Comme précisé dans le chapeau de l’article de la page 7, il s’agit d’un flash back sur l’histoire de l’une des entreprises agroalimentaires les plus dynamiques du pays. Dans l’ensemble, il est question de dates, de faits, d’histoire et de chiffres. A aucun moment le journaliste ne s’est érigé en défenseur de la consommation du vin. En tant que musulmans convaincus, et pour la plupart pratiquants, nous ne pouvons tolérer une telle dérive. Ce qui explique notre conviction que la position de la direction de la publication a pris pour prétexte des sentiments nobles pour censurer pour des raisons profondément personnelles. Une réalité vérifiable à travers l’analyse des pages publicitaires publiées par Al Massae et qui incitent clairement à la pratique des taux d’intérêts dans le cadre de prêt d’usure (crédit à la consommation). Or, la seule pratique des taux « tolérée » par certains jurisconsultes musulmans ne concerne que le crédit logement. Valider ce genre de publicité témoigne que la tangente morale de la direction est variable et change en fonction de positions personnelles. C’est ce que nous pouvons facilement démontrer dans le cas de la malheureuse censure qui a visé l’article sur le film de Nabil Ayouch.
Monsieur
Le bon fonctionnement de « Le Soir échos » a nécessité des préalables capitaux. L’engagement des journalistes s’est fondé sur l’existence d’un espace éditorial qui se démarque de celui d’Al Massae. Dans chaque entretien d’embauche, Driss Bennani a pris soin d’expliquer aux candidats qu’il y avait une séparation stricte entre les positions de « Le Soir échos » et celles d’Al Massae. Une précision de taille car, si nous respectons le traitement de notre confrère arabophone, nous ne partageons pas, des fois, sa démarche, ni ses positions sur certains sujets. Nous ne détenons pas la vérité suprême, mais nous croyons fermement que personne ne l’a et, de ce fait, tout le monde se doit de se plier à l’éthique professionnelle. Celle que nous développons au quotidien se base sur l’information, seule l’information prime sur le reste des considérations religieuses, politiques ou culturelles. Il ne nous incombe pas de dire aux gens ce qu’ils doivent faire, mais de les informer pour que leurs choix soient faits en connaissance de cause.

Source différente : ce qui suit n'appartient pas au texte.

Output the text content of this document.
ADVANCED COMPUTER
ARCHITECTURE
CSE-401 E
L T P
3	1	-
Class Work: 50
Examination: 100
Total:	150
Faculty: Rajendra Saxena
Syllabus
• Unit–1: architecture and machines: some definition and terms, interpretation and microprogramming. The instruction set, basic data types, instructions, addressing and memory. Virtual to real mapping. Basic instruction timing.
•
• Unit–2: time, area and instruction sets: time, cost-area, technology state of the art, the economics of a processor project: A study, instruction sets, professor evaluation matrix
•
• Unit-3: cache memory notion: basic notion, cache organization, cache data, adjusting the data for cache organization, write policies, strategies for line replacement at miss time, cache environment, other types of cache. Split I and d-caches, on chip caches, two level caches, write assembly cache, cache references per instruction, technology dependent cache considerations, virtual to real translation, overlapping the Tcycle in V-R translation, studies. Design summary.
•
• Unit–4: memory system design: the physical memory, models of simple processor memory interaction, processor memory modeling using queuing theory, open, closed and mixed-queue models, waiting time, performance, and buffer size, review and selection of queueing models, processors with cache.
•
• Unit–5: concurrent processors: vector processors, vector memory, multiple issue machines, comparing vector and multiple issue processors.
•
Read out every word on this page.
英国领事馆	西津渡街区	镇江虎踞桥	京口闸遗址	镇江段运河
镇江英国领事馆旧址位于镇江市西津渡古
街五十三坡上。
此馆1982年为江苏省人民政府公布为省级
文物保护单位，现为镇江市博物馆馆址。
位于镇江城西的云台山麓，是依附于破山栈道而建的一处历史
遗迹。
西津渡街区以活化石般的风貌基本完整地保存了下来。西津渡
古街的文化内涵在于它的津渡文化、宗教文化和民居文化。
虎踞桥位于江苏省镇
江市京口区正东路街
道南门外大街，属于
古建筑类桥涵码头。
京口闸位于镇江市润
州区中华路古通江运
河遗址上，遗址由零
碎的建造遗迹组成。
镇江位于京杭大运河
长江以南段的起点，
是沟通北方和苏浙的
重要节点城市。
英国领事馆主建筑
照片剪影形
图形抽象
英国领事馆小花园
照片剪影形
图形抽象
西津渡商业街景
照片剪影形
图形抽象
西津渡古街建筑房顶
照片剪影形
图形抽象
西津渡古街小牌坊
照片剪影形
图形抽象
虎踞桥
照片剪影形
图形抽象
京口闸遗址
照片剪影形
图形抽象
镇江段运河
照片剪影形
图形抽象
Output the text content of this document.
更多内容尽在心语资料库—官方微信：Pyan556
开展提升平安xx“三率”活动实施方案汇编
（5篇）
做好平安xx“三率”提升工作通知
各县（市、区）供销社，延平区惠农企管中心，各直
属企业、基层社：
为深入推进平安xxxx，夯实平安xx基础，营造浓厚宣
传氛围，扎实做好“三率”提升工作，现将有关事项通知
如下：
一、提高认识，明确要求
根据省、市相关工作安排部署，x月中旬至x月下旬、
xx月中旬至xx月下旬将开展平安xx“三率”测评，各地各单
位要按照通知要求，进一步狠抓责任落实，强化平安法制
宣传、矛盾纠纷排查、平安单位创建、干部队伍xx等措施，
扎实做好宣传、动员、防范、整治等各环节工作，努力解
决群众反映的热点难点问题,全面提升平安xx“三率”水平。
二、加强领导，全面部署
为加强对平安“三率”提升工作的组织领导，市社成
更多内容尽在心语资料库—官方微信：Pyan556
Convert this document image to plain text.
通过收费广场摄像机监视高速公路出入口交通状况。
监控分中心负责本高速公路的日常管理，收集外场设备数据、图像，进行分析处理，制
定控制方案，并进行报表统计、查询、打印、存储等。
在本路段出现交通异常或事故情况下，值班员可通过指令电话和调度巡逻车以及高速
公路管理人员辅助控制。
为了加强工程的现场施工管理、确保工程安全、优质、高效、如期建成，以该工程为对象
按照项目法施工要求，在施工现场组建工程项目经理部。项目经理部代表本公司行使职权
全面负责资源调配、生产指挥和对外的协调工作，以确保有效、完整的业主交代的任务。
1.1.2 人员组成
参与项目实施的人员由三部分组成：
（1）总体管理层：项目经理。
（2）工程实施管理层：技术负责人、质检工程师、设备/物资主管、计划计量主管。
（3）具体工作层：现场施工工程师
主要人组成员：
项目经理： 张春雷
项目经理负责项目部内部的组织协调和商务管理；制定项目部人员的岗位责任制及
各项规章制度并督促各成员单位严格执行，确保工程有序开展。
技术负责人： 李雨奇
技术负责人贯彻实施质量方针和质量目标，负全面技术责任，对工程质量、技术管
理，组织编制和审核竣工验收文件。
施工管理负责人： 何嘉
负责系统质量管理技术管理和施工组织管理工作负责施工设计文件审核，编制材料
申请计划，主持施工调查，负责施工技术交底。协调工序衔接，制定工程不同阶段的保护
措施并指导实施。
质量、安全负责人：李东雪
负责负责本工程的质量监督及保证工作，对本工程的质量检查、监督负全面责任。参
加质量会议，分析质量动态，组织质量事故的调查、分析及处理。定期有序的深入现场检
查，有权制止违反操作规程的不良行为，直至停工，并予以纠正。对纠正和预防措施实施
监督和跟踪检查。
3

En omettant une partie de la réalité, en cachant ce que Al Massae considère comme une tare, nous agissons comme une dictature qui se donne le droit de s’ériger en tuteur suprême qui veille sur une population de soumis sans discernement. L’imposition de la feuille de présence démontre cette dérive, d’abord éditoriale, qui s’exprime sur le plan administratif. L’administration semble oublier que nous émanons tous d’horizon divers où nos employeurs précédents n’ont jamais osé prendre cette initiative. D’ailleurs, vous-même, monsieur le directeur de la publication, vous avez travaillé chez Eco Médias où vous n’avez jamais eu à signer une feuille de présence. C’est le cas également chez plusieurs confrères comme La Vie éco, Telquel, Economie & Entreprises, L’Economiste, Challenge Hebdo…
Monsieur,
Nous sommes convaincus que nous exerçons un métier noble, mais qui a besoin d’un espace clair et sain pour s’épanouir. C’est dans cette optique que la rédaction de « Le Soir échos » déplore le précédent du lundi 25 août et espère profondément que la direction de la publication jouera, prochainement, son rôle administratif et éditorial dans le respect des engagements pris initialement vis-à-vis de Driss Bennani et, à travers lui, vis-à-vis de toute l’équipe de Le Soir échos. En d’autres termes, et conformément aux engagements pris par vos soins, la direction de la publication ne doit intervenir que si nos écrits pourraient avoir des répercussions pénales ou pécuniaires. Et ce n’est malheureusement pas le cas pour l’article sur Brahim Zniber et Nabil Ayouch.
En espérant que nos positions futures soient plus conformes à nos aspirations mutuelles, veuillez agréer, Monsieur, l’expression de notre respect.